The Covid 19 pandemic and the terrible financial crash that the UK is currently experiencing have driven many more women into poverty, which has in turn driven them into the sex trade. We have a huge problem with online sites such as Only Fans which the media is promoting as a positive and safe way for women and girls to make money. It is anything but this. It is fuelling the myth that the sex trade is a valid and harmless way for women to survive.

Here in the UK we are for the first time seeing a shift in the perception of women who have been sexually exploited. The recognition of the harms of the sex trade being acknowledged by those that have the power to commission services and make a difference is a huge step forward. The feminist movement has made a lot of noise and has been central to this change. Organisations such as FiLiA and Nordic Model Now (where I used to be the Campaigns Manager) are at the forefront. We are now seeing prostitution and sexual exploitation come under the ‘violence against women’ umbrella. This move will make a big difference to the women and girls needing support. The UK has ‘Violence against Women and Girls’ laws that state all local government councils must have their own violence against women and girls strategies. It is, however, up to each area how they interpret them and what support they want to offer. We are still seeing women who have been sexually exploited being offered unsuitable support from generic women’s services or specialist services who have no training or understanding.

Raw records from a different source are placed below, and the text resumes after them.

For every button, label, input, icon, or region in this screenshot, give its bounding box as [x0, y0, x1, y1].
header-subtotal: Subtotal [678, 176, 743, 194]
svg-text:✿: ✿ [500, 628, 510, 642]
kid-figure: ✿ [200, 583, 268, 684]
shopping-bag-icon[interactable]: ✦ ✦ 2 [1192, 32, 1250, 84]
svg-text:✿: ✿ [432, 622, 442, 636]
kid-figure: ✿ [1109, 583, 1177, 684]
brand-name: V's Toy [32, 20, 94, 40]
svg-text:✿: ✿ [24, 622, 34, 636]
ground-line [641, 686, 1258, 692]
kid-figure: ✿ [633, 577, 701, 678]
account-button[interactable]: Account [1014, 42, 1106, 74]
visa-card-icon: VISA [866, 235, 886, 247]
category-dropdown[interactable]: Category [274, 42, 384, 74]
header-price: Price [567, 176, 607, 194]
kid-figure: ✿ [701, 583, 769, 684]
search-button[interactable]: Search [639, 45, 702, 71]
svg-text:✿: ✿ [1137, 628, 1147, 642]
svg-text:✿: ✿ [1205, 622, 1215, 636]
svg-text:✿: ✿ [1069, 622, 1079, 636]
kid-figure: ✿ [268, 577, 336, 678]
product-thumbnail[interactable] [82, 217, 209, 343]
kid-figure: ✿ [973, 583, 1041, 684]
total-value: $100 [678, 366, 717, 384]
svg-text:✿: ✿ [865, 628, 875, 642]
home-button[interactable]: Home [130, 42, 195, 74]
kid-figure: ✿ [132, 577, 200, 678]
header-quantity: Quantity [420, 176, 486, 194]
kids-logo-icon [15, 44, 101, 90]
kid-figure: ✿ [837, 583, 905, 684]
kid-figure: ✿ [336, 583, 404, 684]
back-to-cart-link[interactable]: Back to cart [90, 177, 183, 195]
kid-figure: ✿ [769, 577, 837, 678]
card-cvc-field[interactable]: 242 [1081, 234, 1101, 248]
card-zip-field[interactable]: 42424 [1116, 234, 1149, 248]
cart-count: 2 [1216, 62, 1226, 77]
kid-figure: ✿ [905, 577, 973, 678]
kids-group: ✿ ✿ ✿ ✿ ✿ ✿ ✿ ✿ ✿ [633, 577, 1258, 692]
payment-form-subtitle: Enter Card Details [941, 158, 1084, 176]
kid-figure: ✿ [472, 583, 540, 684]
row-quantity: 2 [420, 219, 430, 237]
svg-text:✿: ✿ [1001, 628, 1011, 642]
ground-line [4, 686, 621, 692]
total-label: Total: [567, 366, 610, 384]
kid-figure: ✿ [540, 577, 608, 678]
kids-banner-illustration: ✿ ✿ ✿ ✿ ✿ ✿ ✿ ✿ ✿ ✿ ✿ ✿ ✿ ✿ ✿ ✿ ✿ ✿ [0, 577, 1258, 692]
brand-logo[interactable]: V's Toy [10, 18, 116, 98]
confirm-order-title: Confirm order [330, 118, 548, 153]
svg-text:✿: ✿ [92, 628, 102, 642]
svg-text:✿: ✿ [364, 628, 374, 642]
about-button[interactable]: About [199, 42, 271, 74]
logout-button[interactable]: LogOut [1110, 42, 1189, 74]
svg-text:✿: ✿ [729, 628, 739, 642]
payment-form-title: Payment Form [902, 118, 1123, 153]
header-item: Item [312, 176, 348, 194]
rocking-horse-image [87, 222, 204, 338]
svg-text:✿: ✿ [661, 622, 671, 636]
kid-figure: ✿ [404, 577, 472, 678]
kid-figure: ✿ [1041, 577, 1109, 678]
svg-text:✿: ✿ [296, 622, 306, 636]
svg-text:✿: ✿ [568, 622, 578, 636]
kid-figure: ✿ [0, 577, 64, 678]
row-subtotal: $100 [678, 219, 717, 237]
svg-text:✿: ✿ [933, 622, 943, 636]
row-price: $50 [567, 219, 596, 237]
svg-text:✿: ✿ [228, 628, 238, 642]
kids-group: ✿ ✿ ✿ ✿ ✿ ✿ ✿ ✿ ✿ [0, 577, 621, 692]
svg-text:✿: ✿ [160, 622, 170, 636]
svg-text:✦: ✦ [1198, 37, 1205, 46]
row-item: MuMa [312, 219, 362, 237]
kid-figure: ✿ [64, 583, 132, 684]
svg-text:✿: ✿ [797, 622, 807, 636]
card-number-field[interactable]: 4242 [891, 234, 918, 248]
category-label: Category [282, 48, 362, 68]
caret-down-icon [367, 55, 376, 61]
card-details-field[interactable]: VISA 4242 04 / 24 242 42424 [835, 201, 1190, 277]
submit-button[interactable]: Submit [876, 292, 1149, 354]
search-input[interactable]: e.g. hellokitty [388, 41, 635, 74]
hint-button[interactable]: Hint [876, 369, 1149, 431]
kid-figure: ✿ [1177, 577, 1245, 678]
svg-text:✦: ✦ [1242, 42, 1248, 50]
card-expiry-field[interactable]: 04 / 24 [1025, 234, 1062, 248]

Running alongside the feminist narrative that the sex trade is exploitative, dangerous, and harmful, we are seeing a vicious vocal counterargument by the ECP – The English Collective of Prostitutes. This is a pro-sex work organisation whose mantra is ‘sex work is real work’ and who peddles the idea that being sexually exploitative is empowering and a free choice. They advocate for prostitution and other forms of the sex trade to be fully legalised. This would give pimps and Johns the status of managers and business owners and leave women exploited with no support. Because of this scattergun approach to services, and misleading and incorrect narrative around ‘sex work is real work’, FiLiA has become the first organisation in the UK to develop a trauma-informed, evidenced-based, and survivor-led Toolkit. I have been lucky enough to be a part of the team working on this. The Toolkit will be an invaluable resource to local government councils and organisations who want to help women and girls in their area. The focus of the Toolkit is on exiting prostitution and the sex trade in a safe way. Survivors have been integral in developing this Project. FiLiA has a global network of survivors that work with us influencing our work.